My experience is the same as 26.2s, with the new nail growing in underneath the messed up one over three or four months until the top is gone and it's normal again. But my boyfriend has been mashing his toes playing soccer for 30 years and some of his nails no longer attach regardless of how much time they get. I also know someone who had nail attachment issues which went away when she was treated for tinea, there was a low grade infection in the nail bed stopping it from growing properly. No other symptoms, just didn't grow back properly after she damaged it somehow. And another person who has messed up nails that don't attach due to psoriasis, which is apparently indistinguishable from the tinea just doesn't respond to treatment (unlikely in your case since you have a cause for the whole thing).

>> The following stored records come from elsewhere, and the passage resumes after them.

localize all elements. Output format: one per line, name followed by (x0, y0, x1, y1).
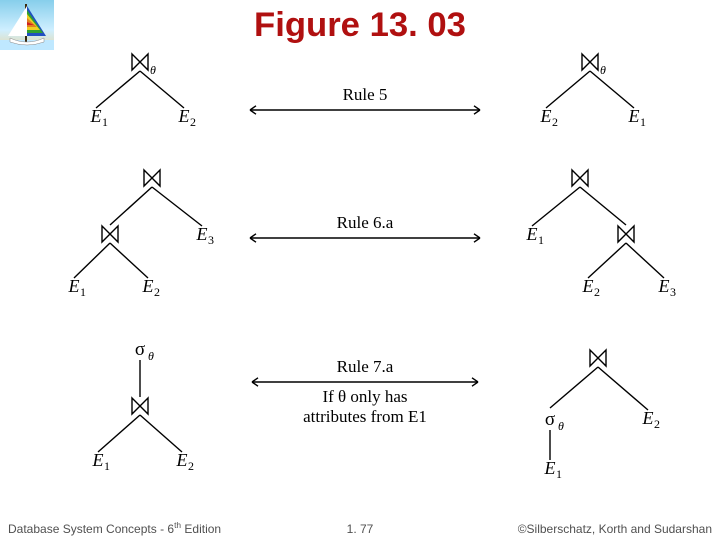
svg-text:E: E (90, 106, 102, 126)
svg-text:E: E (544, 458, 556, 478)
svg-text:E: E (658, 276, 670, 296)
diagram-stage: Rule 5θE1E2θE2E1Rule 6.aE3E1E2E1E2E3Rule… (60, 48, 692, 514)
svg-text:3: 3 (670, 285, 676, 299)
slide-title: Figure 13. 03 (254, 6, 466, 45)
svg-text:2: 2 (188, 459, 194, 473)
svg-text:1: 1 (102, 115, 108, 129)
svg-text:2: 2 (154, 285, 160, 299)
svg-text:2: 2 (552, 115, 558, 129)
footer-right: ©Silberschatz, Korth and Sudarshan (518, 522, 712, 536)
svg-text:E: E (142, 276, 154, 296)
svg-text:θ: θ (600, 63, 606, 77)
svg-text:1: 1 (538, 233, 544, 247)
svg-text:2: 2 (190, 115, 196, 129)
svg-text:σ: σ (135, 339, 145, 360)
svg-text:3: 3 (208, 233, 214, 247)
svg-text:1: 1 (640, 115, 646, 129)
svg-text:E: E (178, 106, 190, 126)
svg-text:E: E (526, 224, 538, 244)
sailboat-logo (0, 0, 54, 50)
svg-text:σ: σ (545, 409, 555, 430)
svg-text:E: E (628, 106, 640, 126)
svg-text:2: 2 (654, 417, 660, 431)
svg-text:E: E (540, 106, 552, 126)
svg-text:E: E (642, 408, 654, 428)
footer-center: 1. 77 (347, 522, 374, 536)
footer: Database System Concepts - 6th Edition 1… (0, 518, 720, 536)
svg-text:1: 1 (104, 459, 110, 473)
svg-text:E: E (582, 276, 594, 296)
svg-text:2: 2 (594, 285, 600, 299)
footer-left: Database System Concepts - 6th Edition (8, 520, 221, 536)
svg-text:θ: θ (150, 63, 156, 77)
svg-text:attributes from E1: attributes from E1 (303, 407, 427, 426)
svg-text:Rule 7.a: Rule 7.a (337, 357, 394, 376)
svg-text:θ: θ (148, 349, 154, 363)
svg-text:If θ only has: If θ only has (322, 387, 407, 406)
svg-text:E: E (176, 450, 188, 470)
slide-title-text: Figure 13. 03 (254, 6, 466, 44)
svg-text:θ: θ (558, 419, 564, 433)
svg-text:E: E (196, 224, 208, 244)
svg-text:E: E (92, 450, 104, 470)
svg-text:E: E (68, 276, 80, 296)
svg-text:Rule 6.a: Rule 6.a (337, 213, 394, 232)
svg-text:Rule 5: Rule 5 (343, 85, 388, 104)
svg-text:1: 1 (556, 467, 562, 481)
svg-text:1: 1 (80, 285, 86, 299)
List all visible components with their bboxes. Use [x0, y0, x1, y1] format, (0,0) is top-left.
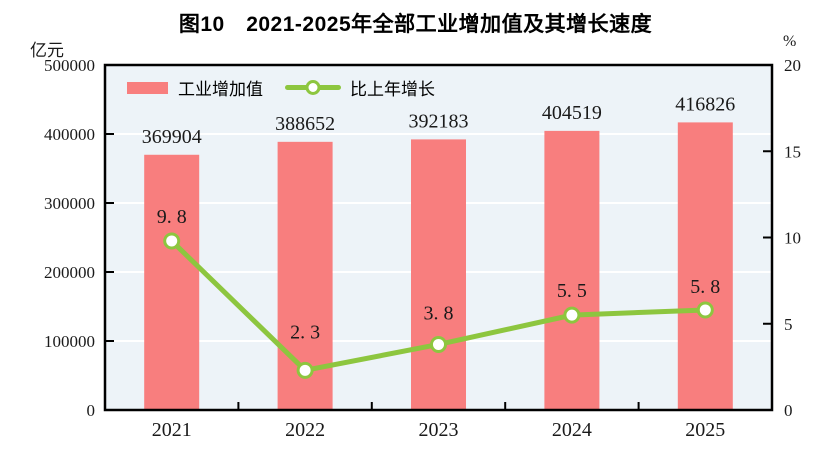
left-axis-label-400000: 400000 [44, 125, 95, 144]
bar-2021 [144, 154, 200, 410]
line-legend-dot [305, 80, 321, 95]
plot-border [103, 63, 774, 412]
growth-value-label-2025: 5. 8 [690, 276, 720, 298]
x-axis-label-2025: 2025 [685, 419, 725, 441]
growth-value-label-2022: 2. 3 [290, 321, 320, 343]
right-axis-label-10: 10 [784, 229, 801, 248]
bar-legend-label: 工业增加值 [178, 80, 263, 99]
right-axis-label-5: 5 [784, 315, 793, 334]
bar-value-label-2024: 404519 [542, 102, 602, 124]
growth-point-2023 [430, 335, 447, 353]
left-axis-label-200000: 200000 [44, 263, 95, 282]
growth-value-label-2023: 3. 8 [424, 302, 454, 324]
x-axis-label-2022: 2022 [285, 419, 325, 441]
bar-2025 [677, 122, 733, 410]
bar-legend-swatch-icon [127, 81, 168, 94]
growth-point-2025 [696, 301, 714, 319]
bar-2023 [411, 139, 466, 410]
left-axis-unit: 亿元 [30, 41, 64, 60]
growth-point-2024 [563, 306, 581, 324]
growth-point-2022 [296, 361, 314, 379]
left-axis-label-500000: 500000 [44, 56, 95, 75]
x-axis-label-2024: 2024 [552, 419, 592, 441]
growth-value-label-2024: 5. 5 [557, 280, 587, 302]
right-axis-label-15: 15 [784, 142, 801, 161]
bar-value-label-2022: 388652 [275, 113, 335, 135]
bar-2024 [544, 130, 600, 410]
bar-value-label-2021: 369904 [142, 126, 202, 148]
left-axis-label-0: 0 [87, 401, 96, 420]
bar-value-label-2025: 416826 [675, 93, 735, 115]
right-axis-label-20: 20 [784, 56, 801, 75]
growth-value-label-2021: 9. 8 [157, 206, 187, 228]
growth-point-2021 [163, 232, 181, 250]
x-axis-label-2023: 2023 [419, 419, 459, 441]
left-axis-label-300000: 300000 [44, 194, 95, 213]
legend: 工业增加值 比上年增长 [127, 75, 435, 100]
x-axis-label-2021: 2021 [152, 419, 192, 441]
bar-value-label-2023: 392183 [409, 110, 469, 132]
line-legend-label: 比上年增长 [350, 80, 435, 99]
left-axis-label-100000: 100000 [44, 332, 95, 351]
line-legend-marker-icon [285, 79, 341, 96]
right-axis-label-0: 0 [784, 401, 793, 420]
chart-title: 图10 2021-2025年全部工业增加值及其增长速度 [178, 13, 653, 36]
right-axis-unit: % [783, 33, 797, 50]
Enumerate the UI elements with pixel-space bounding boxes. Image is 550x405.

So I think it depends on the level of damage you've done under there. Low grade infections can get in when you're biting really badly or scar tissue could build up. Or it could all grow back out again nicely given time. Personally I'd give it some time, maybe six months, then if they're still not right take a quick visit to the Dr to make sure it's not something treatable.
posted by shelleycat at 2:04 PM on January 26, 2010


More anecdata: I stopped biting my nails six years ago and the tips have not yet reattached. It drives me nuts because even when I keep them healthily short, dirt and other gunk gets trapped between the nail and the nail bed constantly.

Oh my god, thank you, miagaille. I bit my nails as a kid, and although I grew out of it in my late teens, I have always had major issues with dirt - no matter how clean I start out, there's dirt under them within an hour. I was reading this thread cringing at the mental images, but when I read this I realized that must be what I'm dealing with. Thank you so much.